GP surrogate optimum : q = 122
True-function evals  : 8  (vs 180 for full-grid search)

Eight evaluations of the noisy simulation were sufficient to identify the optimum region. In production settings with multi-hour simulation runs, reducing from hundreds of evaluations to tens is the difference between a feasible and an infeasible analysis.


11.6 Summary

Method Best for Key property
Standard MC Any expectation, distribution tails \(O(1/\sqrt{N})\) convergence
Antithetic variates Monotone integrands 2–5× variance reduction
Control variates Correlated known-mean quantity 5–20× variance reduction
Discrete-event simulation Queueing, transient, finite-buffer Captures dynamics
GP surrogate + BO Expensive black-box, few evaluations 10–100× fewer function evals

11.7 Exercises

  1. Extend the M/M/1 simulator to an M/M/c queue (c parallel servers). Validate simulated average waiting time against the Erlang-C formula for \(c = 2\) and \(c = 3\) at \(\rho = 0.8\).
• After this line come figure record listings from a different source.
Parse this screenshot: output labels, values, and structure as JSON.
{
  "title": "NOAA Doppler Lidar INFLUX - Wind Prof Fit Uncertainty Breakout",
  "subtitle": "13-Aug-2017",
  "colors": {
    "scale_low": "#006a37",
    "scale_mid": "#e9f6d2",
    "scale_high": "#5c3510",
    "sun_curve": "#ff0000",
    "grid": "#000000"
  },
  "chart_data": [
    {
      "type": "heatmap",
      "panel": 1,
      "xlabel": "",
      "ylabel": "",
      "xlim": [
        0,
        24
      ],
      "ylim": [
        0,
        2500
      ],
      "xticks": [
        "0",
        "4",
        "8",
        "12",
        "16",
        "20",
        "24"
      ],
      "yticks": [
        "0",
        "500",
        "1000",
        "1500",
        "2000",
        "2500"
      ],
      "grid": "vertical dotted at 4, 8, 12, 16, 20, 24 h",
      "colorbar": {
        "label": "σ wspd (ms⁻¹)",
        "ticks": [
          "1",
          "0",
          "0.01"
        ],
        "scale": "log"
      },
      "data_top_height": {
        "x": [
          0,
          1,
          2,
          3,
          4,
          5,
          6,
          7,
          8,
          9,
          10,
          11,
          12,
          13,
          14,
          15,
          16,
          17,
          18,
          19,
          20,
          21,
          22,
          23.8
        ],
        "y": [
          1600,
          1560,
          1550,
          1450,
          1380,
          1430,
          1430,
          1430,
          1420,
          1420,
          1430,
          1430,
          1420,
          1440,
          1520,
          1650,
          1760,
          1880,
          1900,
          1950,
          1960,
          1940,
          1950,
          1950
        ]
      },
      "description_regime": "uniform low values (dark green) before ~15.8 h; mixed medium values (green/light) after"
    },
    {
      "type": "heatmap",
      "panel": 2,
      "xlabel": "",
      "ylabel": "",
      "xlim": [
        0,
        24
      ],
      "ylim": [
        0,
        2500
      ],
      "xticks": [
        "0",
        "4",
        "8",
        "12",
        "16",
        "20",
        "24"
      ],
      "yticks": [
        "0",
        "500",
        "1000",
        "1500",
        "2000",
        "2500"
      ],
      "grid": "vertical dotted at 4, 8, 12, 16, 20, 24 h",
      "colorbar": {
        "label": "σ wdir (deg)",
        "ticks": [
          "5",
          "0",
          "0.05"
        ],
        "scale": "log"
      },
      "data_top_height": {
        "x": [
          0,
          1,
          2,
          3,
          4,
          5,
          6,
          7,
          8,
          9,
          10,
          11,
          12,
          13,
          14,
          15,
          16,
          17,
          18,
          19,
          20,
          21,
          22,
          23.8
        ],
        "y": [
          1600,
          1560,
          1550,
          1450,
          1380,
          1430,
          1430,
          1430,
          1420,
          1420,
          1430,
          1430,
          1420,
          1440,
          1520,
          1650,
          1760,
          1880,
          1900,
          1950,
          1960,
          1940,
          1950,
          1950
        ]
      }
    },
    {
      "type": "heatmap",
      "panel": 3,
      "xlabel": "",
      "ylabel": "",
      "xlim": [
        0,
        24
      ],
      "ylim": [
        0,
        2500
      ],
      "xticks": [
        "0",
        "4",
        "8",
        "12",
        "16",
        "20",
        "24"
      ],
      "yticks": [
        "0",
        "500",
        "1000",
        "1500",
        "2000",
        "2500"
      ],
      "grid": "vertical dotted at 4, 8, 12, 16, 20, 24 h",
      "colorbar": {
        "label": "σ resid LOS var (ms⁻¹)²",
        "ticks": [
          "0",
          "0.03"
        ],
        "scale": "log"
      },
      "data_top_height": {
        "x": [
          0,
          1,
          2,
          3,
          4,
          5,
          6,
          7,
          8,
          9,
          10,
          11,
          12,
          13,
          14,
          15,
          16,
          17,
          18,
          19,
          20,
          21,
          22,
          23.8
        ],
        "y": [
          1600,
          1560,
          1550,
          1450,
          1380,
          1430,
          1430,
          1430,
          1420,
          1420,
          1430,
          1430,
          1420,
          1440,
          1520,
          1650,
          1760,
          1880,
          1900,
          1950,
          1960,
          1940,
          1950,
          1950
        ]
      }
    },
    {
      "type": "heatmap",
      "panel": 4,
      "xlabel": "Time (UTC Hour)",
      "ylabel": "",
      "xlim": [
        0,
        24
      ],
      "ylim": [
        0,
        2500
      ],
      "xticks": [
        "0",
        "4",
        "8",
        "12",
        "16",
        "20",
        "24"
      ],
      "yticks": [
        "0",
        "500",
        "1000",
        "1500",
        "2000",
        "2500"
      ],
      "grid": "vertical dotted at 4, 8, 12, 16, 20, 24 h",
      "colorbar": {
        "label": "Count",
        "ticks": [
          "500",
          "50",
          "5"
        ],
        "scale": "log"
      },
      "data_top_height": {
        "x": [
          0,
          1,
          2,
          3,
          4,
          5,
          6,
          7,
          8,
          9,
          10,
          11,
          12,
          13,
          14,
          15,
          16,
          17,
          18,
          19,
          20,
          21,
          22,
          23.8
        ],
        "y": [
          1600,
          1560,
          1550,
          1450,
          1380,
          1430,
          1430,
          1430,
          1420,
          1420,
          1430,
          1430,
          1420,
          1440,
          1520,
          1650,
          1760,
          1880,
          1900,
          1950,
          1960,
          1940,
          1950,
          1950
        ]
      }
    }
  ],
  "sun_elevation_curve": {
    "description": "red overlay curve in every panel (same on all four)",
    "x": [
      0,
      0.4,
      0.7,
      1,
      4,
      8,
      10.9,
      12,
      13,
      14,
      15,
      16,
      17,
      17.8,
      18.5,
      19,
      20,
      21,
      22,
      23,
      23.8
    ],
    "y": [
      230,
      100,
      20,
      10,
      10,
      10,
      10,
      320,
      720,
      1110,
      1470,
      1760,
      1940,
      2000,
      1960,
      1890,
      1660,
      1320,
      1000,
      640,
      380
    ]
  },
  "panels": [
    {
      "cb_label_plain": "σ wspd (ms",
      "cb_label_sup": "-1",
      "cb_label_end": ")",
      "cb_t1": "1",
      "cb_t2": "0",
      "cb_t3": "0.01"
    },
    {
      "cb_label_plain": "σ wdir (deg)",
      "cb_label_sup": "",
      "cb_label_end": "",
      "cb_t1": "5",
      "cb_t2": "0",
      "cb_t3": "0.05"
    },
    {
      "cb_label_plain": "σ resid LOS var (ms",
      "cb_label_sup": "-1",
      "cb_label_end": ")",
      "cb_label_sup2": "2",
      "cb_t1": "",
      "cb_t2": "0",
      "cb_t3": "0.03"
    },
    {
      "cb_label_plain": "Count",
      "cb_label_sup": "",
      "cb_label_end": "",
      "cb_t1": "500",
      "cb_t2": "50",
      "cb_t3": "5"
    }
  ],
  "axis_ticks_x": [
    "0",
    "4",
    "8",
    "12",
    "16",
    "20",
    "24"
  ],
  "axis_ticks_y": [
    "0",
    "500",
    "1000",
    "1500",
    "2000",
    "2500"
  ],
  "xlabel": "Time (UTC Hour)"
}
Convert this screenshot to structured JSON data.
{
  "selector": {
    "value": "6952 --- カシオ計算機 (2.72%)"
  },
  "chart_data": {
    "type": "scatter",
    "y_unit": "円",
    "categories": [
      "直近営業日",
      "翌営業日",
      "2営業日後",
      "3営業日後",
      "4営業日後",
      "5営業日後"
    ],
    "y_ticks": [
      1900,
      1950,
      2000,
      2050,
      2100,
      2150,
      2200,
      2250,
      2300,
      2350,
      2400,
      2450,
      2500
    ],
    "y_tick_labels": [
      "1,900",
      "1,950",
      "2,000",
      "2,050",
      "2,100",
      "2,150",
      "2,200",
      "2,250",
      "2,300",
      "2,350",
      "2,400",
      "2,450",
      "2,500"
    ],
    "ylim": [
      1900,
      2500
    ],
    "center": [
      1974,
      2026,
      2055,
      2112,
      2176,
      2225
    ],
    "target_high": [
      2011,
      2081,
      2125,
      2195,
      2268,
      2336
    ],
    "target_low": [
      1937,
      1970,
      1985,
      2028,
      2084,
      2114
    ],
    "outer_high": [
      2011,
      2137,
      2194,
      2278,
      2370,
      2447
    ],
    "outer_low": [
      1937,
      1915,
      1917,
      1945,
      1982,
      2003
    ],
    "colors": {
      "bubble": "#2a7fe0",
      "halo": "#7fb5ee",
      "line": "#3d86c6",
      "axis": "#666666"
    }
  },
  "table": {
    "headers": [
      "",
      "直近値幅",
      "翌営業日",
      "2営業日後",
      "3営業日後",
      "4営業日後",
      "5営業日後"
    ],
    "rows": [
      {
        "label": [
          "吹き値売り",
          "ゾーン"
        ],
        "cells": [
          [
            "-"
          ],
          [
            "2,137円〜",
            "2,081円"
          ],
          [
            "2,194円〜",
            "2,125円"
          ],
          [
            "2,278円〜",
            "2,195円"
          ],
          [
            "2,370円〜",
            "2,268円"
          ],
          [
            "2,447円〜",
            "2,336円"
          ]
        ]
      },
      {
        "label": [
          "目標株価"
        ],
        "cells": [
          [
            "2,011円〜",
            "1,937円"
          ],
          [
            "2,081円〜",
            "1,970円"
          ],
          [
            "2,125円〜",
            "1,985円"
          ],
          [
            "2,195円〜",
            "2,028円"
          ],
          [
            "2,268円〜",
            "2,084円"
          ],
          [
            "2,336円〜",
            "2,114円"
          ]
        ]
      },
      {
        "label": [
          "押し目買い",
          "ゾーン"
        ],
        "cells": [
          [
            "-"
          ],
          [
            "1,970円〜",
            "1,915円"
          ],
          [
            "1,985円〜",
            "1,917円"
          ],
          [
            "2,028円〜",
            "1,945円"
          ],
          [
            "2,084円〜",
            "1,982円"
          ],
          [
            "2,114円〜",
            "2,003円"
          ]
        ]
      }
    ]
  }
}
  2. Implement a common random numbers comparison of two order quantities \(q_1 = 100\) and \(q_2 = 120\) using the same demand samples. Show that the variance of the profit difference is lower than under independent sampling, and compute the variance reduction factor.

  3. Extend the GP surrogate example to a sequential Bayesian optimization loop: after fitting the initial GP, compute the EI acquisition function, add the maximizing point, re-fit, and repeat for 10 iterations. Plot convergence of the estimated optimum.

  4. The warm-up period was identified visually. Implement the Welch moving-average method: compute rolling averages over a window \(w\), and flag the warm-up end as the first index where the rolling average falls within 5% of the final 20% mean.

11.8 Further Reading

  • Law, Averill M. Simulation Modeling and Analysis. 5th ed. McGraw-Hill, 2015. (Definitive reference on simulation methodology, output analysis, and variance reduction.)
  • Shahriari, Bobak, et al. “Taking the Human Out of the Loop: A Review of Bayesian Optimization.” Proceedings of the IEEE 104, no. 1 (2016): 148–175.
  • Kleijnen, Jack P. C. Design and Analysis of Simulation Experiments. 3rd ed. Springer, 2015.
  • Rasmussen, Carl Edward, and Christopher K. I. Williams. Gaussian Processes for Machine Learning. MIT Press, 2006. (Free PDF at gaussianprocess.org.)